An election for the leadership of the Social Democratic and Labour Party (SDLP) was held 5–7 February 2010. Margaret Ritchie defeated her only challenger, Alasdair McDonnell, by 222 votes to 187.

==Background==
The former SDLP leader, Mark Durkan, announced his intention to stand down as leader of the SDLP in September 2009, citing that he did not want to continue to lead the party past his 50th birthday, and also to allow him to concentrate on his parliamentary career. Subsequently, a leadership election was scheduled for the SDLP annual conference in February 2010.

==Candidates==
Two SDLP members contested the leadership election. These were:
- Alasdair McDonnell - MP for South Belfast as well as MLA for the corresponding constituency in the Northern Ireland Assembly.
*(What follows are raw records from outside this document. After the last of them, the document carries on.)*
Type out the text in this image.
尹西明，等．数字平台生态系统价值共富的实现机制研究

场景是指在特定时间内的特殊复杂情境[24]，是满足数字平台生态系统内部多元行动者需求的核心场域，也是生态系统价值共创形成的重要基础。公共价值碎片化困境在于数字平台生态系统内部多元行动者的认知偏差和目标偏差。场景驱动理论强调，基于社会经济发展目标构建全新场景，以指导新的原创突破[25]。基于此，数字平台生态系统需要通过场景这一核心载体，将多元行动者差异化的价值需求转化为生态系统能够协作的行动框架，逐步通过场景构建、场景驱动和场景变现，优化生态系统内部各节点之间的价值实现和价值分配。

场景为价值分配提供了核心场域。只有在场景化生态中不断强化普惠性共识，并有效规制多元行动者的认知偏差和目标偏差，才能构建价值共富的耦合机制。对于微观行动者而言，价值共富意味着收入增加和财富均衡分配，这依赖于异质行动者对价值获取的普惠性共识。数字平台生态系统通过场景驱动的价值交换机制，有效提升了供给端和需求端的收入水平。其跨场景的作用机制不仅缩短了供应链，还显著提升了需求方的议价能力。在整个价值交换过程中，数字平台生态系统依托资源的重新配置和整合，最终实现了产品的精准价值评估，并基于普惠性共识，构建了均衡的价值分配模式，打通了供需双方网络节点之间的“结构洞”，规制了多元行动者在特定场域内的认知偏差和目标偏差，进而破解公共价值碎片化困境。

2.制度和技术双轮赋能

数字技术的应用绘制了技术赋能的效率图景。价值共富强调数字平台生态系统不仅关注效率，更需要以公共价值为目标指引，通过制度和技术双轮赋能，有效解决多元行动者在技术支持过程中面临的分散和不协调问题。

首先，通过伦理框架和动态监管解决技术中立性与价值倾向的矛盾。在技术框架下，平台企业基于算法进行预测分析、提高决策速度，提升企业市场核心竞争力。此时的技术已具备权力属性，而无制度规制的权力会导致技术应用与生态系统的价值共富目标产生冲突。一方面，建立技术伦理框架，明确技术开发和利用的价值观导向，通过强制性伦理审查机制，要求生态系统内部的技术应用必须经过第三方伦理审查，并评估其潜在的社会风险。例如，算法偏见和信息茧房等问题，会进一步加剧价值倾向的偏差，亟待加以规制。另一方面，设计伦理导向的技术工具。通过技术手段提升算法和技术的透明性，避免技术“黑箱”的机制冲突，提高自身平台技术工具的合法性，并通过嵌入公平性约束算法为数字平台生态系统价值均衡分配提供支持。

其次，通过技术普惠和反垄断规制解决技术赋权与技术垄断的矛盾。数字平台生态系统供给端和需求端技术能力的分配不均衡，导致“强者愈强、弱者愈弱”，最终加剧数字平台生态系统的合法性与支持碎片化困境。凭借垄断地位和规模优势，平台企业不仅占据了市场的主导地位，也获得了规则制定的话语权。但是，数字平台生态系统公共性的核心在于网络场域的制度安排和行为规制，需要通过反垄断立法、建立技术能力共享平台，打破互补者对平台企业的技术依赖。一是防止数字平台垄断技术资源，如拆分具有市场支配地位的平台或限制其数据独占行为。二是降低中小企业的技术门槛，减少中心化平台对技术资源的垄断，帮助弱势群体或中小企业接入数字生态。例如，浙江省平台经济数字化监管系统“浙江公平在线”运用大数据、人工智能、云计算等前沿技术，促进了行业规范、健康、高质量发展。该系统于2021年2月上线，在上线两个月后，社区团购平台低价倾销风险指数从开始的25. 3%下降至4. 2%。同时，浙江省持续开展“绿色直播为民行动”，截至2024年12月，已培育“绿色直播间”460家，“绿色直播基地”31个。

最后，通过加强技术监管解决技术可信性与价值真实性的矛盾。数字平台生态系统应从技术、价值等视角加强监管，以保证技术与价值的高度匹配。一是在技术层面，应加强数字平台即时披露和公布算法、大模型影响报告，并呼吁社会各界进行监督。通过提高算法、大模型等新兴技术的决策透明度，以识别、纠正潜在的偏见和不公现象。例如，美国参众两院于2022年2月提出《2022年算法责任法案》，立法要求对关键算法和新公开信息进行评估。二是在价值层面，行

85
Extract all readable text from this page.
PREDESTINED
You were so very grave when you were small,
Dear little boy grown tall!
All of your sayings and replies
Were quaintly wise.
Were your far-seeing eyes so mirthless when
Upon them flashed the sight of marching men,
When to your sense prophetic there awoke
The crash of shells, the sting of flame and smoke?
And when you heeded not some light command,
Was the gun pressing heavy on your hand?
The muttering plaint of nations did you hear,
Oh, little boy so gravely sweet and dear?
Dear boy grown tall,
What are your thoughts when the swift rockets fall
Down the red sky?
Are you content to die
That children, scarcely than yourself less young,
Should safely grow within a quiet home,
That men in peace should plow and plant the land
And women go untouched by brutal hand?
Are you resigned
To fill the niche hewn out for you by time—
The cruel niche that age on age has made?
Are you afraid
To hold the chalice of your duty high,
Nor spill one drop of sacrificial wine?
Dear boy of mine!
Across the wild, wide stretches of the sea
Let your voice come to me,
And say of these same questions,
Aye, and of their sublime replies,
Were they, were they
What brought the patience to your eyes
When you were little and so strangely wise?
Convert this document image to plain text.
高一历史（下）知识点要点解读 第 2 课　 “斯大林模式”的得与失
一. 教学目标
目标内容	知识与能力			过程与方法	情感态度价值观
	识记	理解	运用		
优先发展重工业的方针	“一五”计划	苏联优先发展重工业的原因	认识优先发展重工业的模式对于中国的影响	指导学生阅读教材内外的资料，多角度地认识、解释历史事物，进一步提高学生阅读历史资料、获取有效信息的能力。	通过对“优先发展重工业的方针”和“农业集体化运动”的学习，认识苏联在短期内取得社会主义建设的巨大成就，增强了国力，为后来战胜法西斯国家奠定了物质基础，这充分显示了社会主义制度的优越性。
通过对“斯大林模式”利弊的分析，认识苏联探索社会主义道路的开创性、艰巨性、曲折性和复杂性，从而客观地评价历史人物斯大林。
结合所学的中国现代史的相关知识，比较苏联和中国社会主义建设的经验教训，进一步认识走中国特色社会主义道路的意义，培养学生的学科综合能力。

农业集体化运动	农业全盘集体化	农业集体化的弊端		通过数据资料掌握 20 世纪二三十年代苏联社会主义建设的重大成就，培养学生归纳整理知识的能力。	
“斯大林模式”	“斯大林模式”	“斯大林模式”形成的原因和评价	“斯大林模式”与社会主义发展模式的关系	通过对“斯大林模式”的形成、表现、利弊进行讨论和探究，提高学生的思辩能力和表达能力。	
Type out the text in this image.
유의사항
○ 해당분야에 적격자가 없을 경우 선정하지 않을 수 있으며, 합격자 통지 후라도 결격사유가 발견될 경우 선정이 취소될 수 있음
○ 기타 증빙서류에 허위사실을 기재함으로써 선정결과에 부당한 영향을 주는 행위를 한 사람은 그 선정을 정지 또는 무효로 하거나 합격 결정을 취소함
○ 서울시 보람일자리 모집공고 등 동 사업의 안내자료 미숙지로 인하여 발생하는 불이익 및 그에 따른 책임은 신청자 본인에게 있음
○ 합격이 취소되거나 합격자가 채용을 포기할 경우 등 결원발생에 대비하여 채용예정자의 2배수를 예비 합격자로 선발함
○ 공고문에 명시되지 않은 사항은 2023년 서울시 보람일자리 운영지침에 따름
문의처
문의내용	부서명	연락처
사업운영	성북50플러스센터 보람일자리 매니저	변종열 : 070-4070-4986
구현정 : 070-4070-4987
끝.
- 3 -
McDonnell was also the Deputy Leader of the SDLP prior to the leadership election.
- Margaret Ritchie - MLA for South Down and Minister for Social Development in the Northern Ireland Assembly.

==Results==
Below is a table summarising the result of the leadership election:

2010 Social Democratic and Labour Party leadership election
| Candidate |  | Votes | % |
|  | Margaret Ritchie | 222 | 54.3 |
|  | Alasdair McDonnell | 187 | 45.7 |

Margaret Ritchie was duly named the new SDLP leader on 7 February 2010.